Share this Job

Cyber Security Consultant

At IAG, we live and work by our purpose to make your world a safer place. We are motivated by a unique culture that celebrates honesty, creativity, empathy, equity and collaboration. We call it the IAG way, and it means we all share a ‘ready for anything’ mindset that sets the tone for positive actions and positive outcomes. We put heart into everything we do which guides us to create amazing things for our customers, our people and our communities.  
We’re brimming with ideas, ambition and a readiness to apply bold thinking and risk awareness to make a difference where it matters most. 
As the largest general insurance group in Australia and New Zealand, we own some of the region’s most trusted brands, including NRMA Insurance, CGU, SGIO, SGIC and WFI. We are ready for anything. 


•    Permanent Opportunity 
•    Sydney or Melbourne CBD 
•    Cyber Security Consultant (Group Risk)


The Role 
Working with business and technology stakeholders, you will develop and measure security and risk metrics and develop reporting to key management and governance stakeholder audiences. 
Additionally, you will be involved in managing IAG security Policies and Standards, develop & operate security governance processes and Line 1 Operational risk management for the Cyber Security Group. 
You will be a key member of a team responsible for ensuring appropriate cyber risk management is performed and information and insights are provided to key decision makers.


Key Responsibilities
•    Develop, maintain and distribute operational, management and executive targeted security reports, ensuring pertinent security information and insights are available to decision makers in a timely and quality manner. - 40%

•    Develop, maintain and operate security metrics and key risk indicators that indicate the level of operation risk and measure performance of security related controls in the IAG business operating environment - 30%.

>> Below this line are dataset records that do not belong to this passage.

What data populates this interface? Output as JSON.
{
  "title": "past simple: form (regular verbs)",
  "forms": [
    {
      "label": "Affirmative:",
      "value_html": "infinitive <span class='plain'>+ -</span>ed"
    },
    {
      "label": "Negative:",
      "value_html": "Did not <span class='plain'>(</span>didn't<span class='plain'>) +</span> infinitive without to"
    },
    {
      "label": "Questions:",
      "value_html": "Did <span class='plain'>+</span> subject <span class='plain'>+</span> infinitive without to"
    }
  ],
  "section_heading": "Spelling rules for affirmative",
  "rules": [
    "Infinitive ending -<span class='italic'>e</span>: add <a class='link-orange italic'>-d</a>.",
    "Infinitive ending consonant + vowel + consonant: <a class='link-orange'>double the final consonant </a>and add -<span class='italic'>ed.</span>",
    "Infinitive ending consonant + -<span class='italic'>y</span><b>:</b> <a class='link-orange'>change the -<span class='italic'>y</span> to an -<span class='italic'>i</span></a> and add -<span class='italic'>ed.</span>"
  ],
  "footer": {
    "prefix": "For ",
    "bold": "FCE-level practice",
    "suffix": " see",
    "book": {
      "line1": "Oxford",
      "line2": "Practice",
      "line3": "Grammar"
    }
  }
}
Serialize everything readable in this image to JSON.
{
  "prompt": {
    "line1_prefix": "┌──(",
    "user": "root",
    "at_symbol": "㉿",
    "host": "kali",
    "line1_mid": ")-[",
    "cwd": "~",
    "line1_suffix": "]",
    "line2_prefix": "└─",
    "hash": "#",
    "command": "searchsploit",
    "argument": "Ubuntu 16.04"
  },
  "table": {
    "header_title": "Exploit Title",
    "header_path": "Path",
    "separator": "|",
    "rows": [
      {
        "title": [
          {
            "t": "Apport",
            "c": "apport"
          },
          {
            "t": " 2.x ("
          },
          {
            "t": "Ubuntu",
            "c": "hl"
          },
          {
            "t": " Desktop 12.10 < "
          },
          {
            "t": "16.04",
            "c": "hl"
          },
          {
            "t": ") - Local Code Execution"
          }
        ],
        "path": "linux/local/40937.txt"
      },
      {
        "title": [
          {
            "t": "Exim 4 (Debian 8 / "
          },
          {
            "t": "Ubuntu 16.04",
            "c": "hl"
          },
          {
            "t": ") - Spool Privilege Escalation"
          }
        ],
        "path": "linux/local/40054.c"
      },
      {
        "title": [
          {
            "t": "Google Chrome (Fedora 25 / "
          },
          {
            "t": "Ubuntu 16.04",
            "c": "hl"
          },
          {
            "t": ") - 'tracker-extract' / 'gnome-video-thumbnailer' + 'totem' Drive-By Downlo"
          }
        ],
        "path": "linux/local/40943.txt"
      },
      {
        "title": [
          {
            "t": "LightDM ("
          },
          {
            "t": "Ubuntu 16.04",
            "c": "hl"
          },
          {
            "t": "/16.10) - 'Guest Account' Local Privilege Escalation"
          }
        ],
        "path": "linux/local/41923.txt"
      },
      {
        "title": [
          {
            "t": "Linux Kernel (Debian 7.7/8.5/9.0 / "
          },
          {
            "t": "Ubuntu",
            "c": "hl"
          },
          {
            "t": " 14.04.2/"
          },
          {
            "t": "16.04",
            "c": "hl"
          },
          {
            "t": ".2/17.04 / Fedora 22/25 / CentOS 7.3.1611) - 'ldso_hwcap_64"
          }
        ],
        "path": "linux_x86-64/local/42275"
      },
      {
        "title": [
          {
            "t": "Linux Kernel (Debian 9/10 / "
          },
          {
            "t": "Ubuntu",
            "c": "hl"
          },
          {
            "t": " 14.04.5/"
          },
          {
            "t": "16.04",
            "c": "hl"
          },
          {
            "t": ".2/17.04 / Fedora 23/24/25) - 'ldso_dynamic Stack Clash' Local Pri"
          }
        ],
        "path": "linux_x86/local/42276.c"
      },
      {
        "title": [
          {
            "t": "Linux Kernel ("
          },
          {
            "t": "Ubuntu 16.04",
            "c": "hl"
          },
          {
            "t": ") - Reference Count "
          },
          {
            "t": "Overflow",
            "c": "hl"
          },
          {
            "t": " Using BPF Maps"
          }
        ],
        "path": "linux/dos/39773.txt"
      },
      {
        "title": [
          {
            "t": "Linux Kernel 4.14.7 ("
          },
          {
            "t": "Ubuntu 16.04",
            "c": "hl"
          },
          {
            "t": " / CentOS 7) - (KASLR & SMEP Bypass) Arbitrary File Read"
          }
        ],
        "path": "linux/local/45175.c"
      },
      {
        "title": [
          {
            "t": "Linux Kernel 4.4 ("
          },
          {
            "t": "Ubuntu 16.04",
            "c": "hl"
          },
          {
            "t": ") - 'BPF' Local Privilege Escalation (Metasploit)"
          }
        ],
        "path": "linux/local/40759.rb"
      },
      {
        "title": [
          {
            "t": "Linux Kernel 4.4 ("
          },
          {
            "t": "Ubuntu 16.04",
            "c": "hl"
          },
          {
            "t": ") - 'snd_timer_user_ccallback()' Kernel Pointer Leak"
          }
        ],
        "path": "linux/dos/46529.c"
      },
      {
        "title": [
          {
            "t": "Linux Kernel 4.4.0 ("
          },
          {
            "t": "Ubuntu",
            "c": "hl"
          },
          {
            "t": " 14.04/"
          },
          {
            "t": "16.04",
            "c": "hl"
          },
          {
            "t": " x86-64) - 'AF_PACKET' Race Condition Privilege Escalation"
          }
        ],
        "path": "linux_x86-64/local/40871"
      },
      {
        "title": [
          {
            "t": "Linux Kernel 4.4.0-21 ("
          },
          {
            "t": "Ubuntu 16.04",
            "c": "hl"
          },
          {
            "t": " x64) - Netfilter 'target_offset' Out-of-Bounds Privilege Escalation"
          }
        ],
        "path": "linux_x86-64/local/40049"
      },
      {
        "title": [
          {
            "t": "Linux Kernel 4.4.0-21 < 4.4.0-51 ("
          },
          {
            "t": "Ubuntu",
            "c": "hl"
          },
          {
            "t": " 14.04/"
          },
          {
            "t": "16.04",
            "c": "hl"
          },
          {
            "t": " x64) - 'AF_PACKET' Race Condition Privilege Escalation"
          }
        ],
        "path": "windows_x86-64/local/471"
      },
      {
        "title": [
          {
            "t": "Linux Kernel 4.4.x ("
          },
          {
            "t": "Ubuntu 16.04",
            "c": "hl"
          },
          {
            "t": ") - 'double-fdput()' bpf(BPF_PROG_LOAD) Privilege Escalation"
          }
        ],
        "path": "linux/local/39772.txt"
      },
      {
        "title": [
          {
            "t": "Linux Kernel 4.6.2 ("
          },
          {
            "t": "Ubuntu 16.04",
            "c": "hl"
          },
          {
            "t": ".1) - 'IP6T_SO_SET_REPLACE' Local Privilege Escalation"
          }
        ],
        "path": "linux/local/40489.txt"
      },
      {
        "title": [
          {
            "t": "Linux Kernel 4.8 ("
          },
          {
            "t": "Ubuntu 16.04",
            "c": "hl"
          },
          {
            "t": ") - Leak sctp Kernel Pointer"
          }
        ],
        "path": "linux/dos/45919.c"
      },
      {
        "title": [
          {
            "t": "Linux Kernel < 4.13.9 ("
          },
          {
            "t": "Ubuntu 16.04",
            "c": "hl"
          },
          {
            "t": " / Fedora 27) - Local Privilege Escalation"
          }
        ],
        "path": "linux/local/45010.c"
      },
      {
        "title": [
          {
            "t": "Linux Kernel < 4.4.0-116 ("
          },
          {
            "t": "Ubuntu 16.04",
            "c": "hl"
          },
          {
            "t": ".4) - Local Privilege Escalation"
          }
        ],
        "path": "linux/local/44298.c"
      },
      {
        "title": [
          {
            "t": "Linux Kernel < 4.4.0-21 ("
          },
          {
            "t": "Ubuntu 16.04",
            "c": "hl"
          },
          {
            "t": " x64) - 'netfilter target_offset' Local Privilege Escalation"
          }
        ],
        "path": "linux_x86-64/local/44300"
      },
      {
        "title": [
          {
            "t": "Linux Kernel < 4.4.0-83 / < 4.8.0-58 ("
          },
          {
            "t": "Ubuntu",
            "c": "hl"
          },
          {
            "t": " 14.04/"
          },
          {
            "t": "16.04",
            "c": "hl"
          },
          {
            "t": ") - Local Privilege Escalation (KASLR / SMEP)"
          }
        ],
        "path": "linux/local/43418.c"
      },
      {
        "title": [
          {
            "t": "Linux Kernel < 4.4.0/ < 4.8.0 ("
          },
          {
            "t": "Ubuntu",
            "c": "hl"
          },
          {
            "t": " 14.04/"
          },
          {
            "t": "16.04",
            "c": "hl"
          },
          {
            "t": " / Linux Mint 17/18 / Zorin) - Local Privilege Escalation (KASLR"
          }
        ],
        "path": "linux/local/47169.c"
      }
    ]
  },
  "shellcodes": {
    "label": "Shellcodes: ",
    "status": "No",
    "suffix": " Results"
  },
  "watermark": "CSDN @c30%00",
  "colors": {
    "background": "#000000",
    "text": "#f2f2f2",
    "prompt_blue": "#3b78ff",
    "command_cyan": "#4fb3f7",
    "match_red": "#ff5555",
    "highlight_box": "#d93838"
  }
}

•    Manage Cyber security standard exception and exemption records throughout their lifecycle, ensuring appropriate risk mitigation and risk acceptances are properly recorded and documented actions are completed. - 25 %

•    Develop, maintain and operate CPS234 Material Security Incident and Material Security Weakness regulatory notification processes, ensuring timely analysis and processing to meet regulator notification timeframes. - 5%

Skills & Experience
•    Skills and experience in development of Security Metrics and authoring of regular cyber security reports to Senior Management, Board of Directors and Regulatory audiences.
•    Strong communication and writing skills with high attention to detail for producing board papers
•    Operational Reporting and data visualisation
•    Basic understanding of security control domains such as Identity & Access Management; Threat Intelligence; Vulnerability Management; Security Incident Management; Application, Infrastructure, Data and Network Security
•    Negotiation skills
•    A working knowledge of regulatory and industry requirements governing Australian and New Zealand Financial enterprises (e.g. CPS220, CPS234, PCI-DSS)
•    Experience in business reporting development at Strategic, Operational and Tactical levels.
•    Experience in developing and monitoring Key Risk Indicators and Key Performance Indicators.
•    Demonstrated experience in Cybersecurity risk management.
•    Experience in Australian / New Zealand Financial Services industry
•    Proven capacity for building relationships and influencing senior stakeholders.
•    Experience with frameworks such as NIST CSF, NIST SP 800-53, ISO27001/2, ISO31000, COBIT
•    Familiarity with industry regulation, including APRA Prudential Standards, Australian Privacy Act and PCI-DSS
•    Experience with Governance, Risk and Compliance (GRC) tools such as ServiceNow GRC.
•    Relevant tertiary qualifications in a field related to the role (technology or commercial)
•    Relevant professional memberships and certifications
o    CRISC, CGEIT and CISA qualifications highly regarded

Ready for anything? Let’s talk.
Start your career journey with us and click ‘Apply’! Applications close on Friday 5th March 2021
IAG rewards and recognises its people with generous benefits, career development opportunities and real work-life balance. Employees also enjoy 13% superannuation, up to 50% insurance discounts, flexible work and leave options, generous parental leave and return to work programs, various corporate partner discounts and a people-focused culture that celebrates achievements big and small. 
Creating a workforce that actively embraces diversity, inclusion and a sense of belonging is key to our success. We believe in treating everyone fairly which means that inclusion, removing barriers, striving for equity and embracing diversity are woven through our values and behaviours.  We encourage applications from all backgrounds and communities and are committed to providing a work environment that enables you to thrive, whatever your circumstances. If we can provide support with access requirements, alternative work arrangements please advise us via your application.
IAG has committed to the reconciliation movement in Australia for First Nations people and focus on providing a safe and supportive work environment for all our employees. More information on our Reconciliation Action Plan can be found on our company website.